Many lives beyond Jason's are reshaped or wiped out, blessed or cursed by the new machine and the battle for its control. The youthful CEO must learn to deal with the high-level boardroom and bedroom protocols of the elite Pentagon "E-Circle" group and of certain men and women seeking to penetrate it.
The rules of The Titan Game are as deadly as gas and as devious as fog; among them: torturers can become esteemed customers; bystanders are seldom innocent; a man's worst enemy is often himself; and your best work can betray you.
Busch shows the storytelling skills he has honed over a number of best-sellers. The Titan Game is a compelling novel that cuts with the knife edge of fine suspense and gleams with authority and clarity.
PUBLISHERS WEEKLY
It's hard to resist a techno-thriller that begins with the line ``Weapons are ugly things at best,'' and although this suspense novel about a piece of high-tech hardware running amok follows a fairly conventional path after its opening, it's still crafted with more care than many of its slapped-together counterparts.
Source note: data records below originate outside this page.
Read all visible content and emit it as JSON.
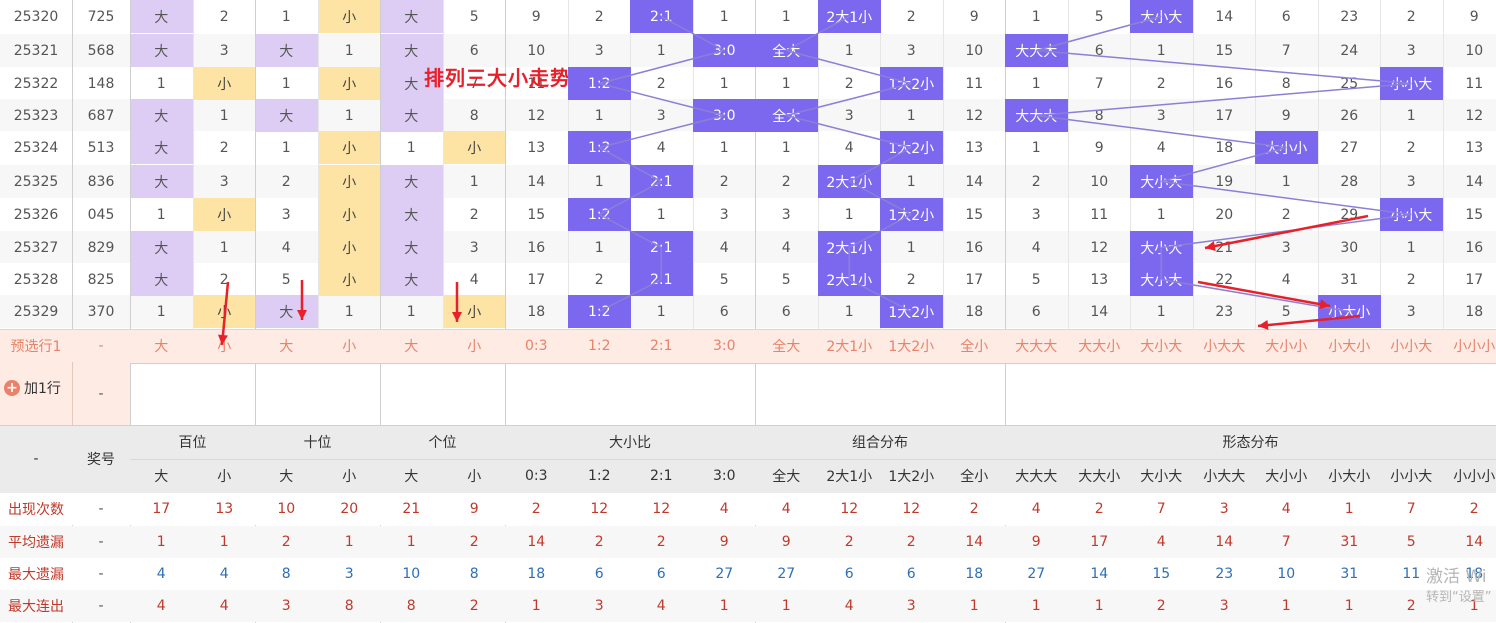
{
  "overlay_title": "排列三大小走势图",
  "watermark": {
    "line1": "激活 Wi",
    "line2": "转到“设置”"
  },
  "add_row": {
    "label": "加1行",
    "dash": "-"
  },
  "column_groups": [
    "百位",
    "十位",
    "个位",
    "大小比",
    "组合分布",
    "形态分布"
  ],
  "award_header": "奖号",
  "dash": "-",
  "sub_headers": [
    "大",
    "小",
    "大",
    "小",
    "大",
    "小",
    "0:3",
    "1:2",
    "2:1",
    "3:0",
    "全大",
    "2大1小",
    "1大2小",
    "全小",
    "大大大",
    "大大小",
    "大小大",
    "小大大",
    "大小小",
    "小大小",
    "小小大",
    "小小小"
  ],
  "draws": [
    {
      "issue": "25320",
      "num": "725",
      "cells": [
        "大",
        2,
        1,
        "小",
        "大",
        5,
        9,
        2,
        "2:1",
        1,
        1,
        "2大1小",
        2,
        9,
        1,
        5,
        "大小大",
        14,
        6,
        23,
        2,
        9
      ]
    },
    {
      "issue": "25321",
      "num": "568",
      "cells": [
        "大",
        3,
        "大",
        1,
        "大",
        6,
        10,
        3,
        1,
        "3:0",
        "全大",
        1,
        3,
        10,
        "大大大",
        6,
        1,
        15,
        7,
        24,
        3,
        10
      ]
    },
    {
      "issue": "25322",
      "num": "148",
      "cells": [
        1,
        "小",
        1,
        "小",
        "大",
        7,
        11,
        "1:2",
        2,
        1,
        1,
        2,
        "1大2小",
        11,
        1,
        7,
        2,
        16,
        8,
        25,
        "小小大",
        11
      ]
    },
    {
      "issue": "25323",
      "num": "687",
      "cells": [
        "大",
        1,
        "大",
        1,
        "大",
        8,
        12,
        1,
        3,
        "3:0",
        "全大",
        3,
        1,
        12,
        "大大大",
        8,
        3,
        17,
        9,
        26,
        1,
        12
      ]
    },
    {
      "issue": "25324",
      "num": "513",
      "cells": [
        "大",
        2,
        1,
        "小",
        1,
        "小",
        13,
        "1:2",
        4,
        1,
        1,
        4,
        "1大2小",
        13,
        1,
        9,
        4,
        18,
        "大小小",
        27,
        2,
        13
      ]
    },
    {
      "issue": "25325",
      "num": "836",
      "cells": [
        "大",
        3,
        2,
        "小",
        "大",
        1,
        14,
        1,
        "2:1",
        2,
        2,
        "2大1小",
        1,
        14,
        2,
        10,
        "大小大",
        19,
        1,
        28,
        3,
        14
      ]
    },
    {
      "issue": "25326",
      "num": "045",
      "cells": [
        1,
        "小",
        3,
        "小",
        "大",
        2,
        15,
        "1:2",
        1,
        3,
        3,
        1,
        "1大2小",
        15,
        3,
        11,
        1,
        20,
        2,
        29,
        "小小大",
        15
      ]
    },
    {
      "issue": "25327",
      "num": "829",
      "cells": [
        "大",
        1,
        4,
        "小",
        "大",
        3,
        16,
        1,
        "2:1",
        4,
        4,
        "2大1小",
        1,
        16,
        4,
        12,
        "大小大",
        21,
        3,
        30,
        1,
        16
      ]
    },
    {
      "issue": "25328",
      "num": "825",
      "cells": [
        "大",
        2,
        5,
        "小",
        "大",
        4,
        17,
        2,
        "2:1",
        5,
        5,
        "2大1小",
        2,
        17,
        5,
        13,
        "大小大",
        22,
        4,
        31,
        2,
        17
      ]
    },
    {
      "issue": "25329",
      "num": "370",
      "cells": [
        1,
        "小",
        "大",
        1,
        1,
        "小",
        18,
        "1:2",
        1,
        6,
        6,
        1,
        "1大2小",
        18,
        6,
        14,
        1,
        23,
        5,
        "小大小",
        3,
        18
      ]
    }
  ],
  "preselect_row": {
    "label": "预选行1",
    "num": "-",
    "cells": [
      "大",
      "小",
      "大",
      "小",
      "大",
      "小",
      "0:3",
      "1:2",
      "2:1",
      "3:0",
      "全大",
      "2大1小",
      "1大2小",
      "全小",
      "大大大",
      "大大小",
      "大小大",
      "小大大",
      "大小小",
      "小大小",
      "小小大",
      "小小小"
    ]
  },
  "stats": [
    {
      "label": "出现次数",
      "num": "-",
      "color": "red",
      "values": [
        17,
        13,
        10,
        20,
        21,
        9,
        2,
        12,
        12,
        4,
        4,
        12,
        12,
        2,
        4,
        2,
        7,
        3,
        4,
        1,
        7,
        2
      ]
    },
    {
      "label": "平均遗漏",
      "num": "-",
      "color": "red",
      "values": [
        1,
        1,
        2,
        1,
        1,
        2,
        14,
        2,
        2,
        9,
        9,
        2,
        2,
        14,
        9,
        17,
        4,
        14,
        7,
        31,
        5,
        14
      ]
    },
    {
      "label": "最大遗漏",
      "num": "-",
      "color": "blue",
      "values": [
        4,
        4,
        8,
        3,
        10,
        8,
        18,
        6,
        6,
        27,
        27,
        6,
        6,
        18,
        27,
        14,
        15,
        23,
        10,
        31,
        11,
        18
      ]
    },
    {
      "label": "最大连出",
      "num": "-",
      "color": "red",
      "values": [
        4,
        4,
        3,
        8,
        8,
        2,
        1,
        3,
        4,
        1,
        1,
        4,
        3,
        1,
        1,
        1,
        2,
        3,
        1,
        1,
        2,
        1
      ]
    }
  ],
  "colors": {
    "hit": "#7b68ee",
    "purple": "#ddcdf5",
    "yellow": "#fde4a5",
    "line": "#8c7fd6",
    "arrow": "#e8202a",
    "preselect_bg": "#fdebe4",
    "header_bg": "#ebebeb"
  }
}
After the death of his father, Jason Strick takes over the electronics company he built, and learns that its pet project, an armed robot, may be finding targets a little too eagerly. When Busch shifts the scene to Washington, the cast of characters becomes more familiar: a hawkish and influential senator, a married Cabinet member with a weakness for young women, and a president full of crackerbarrel wisdom. As in many novels of the genre, the characters are never as fully developed as the machinery, but 86-year-old Busch, whose credits date back to the original screenplay for The Postman Always Rings Twice and the novel Duel in the Sun , still knows how to keep the wheels turning.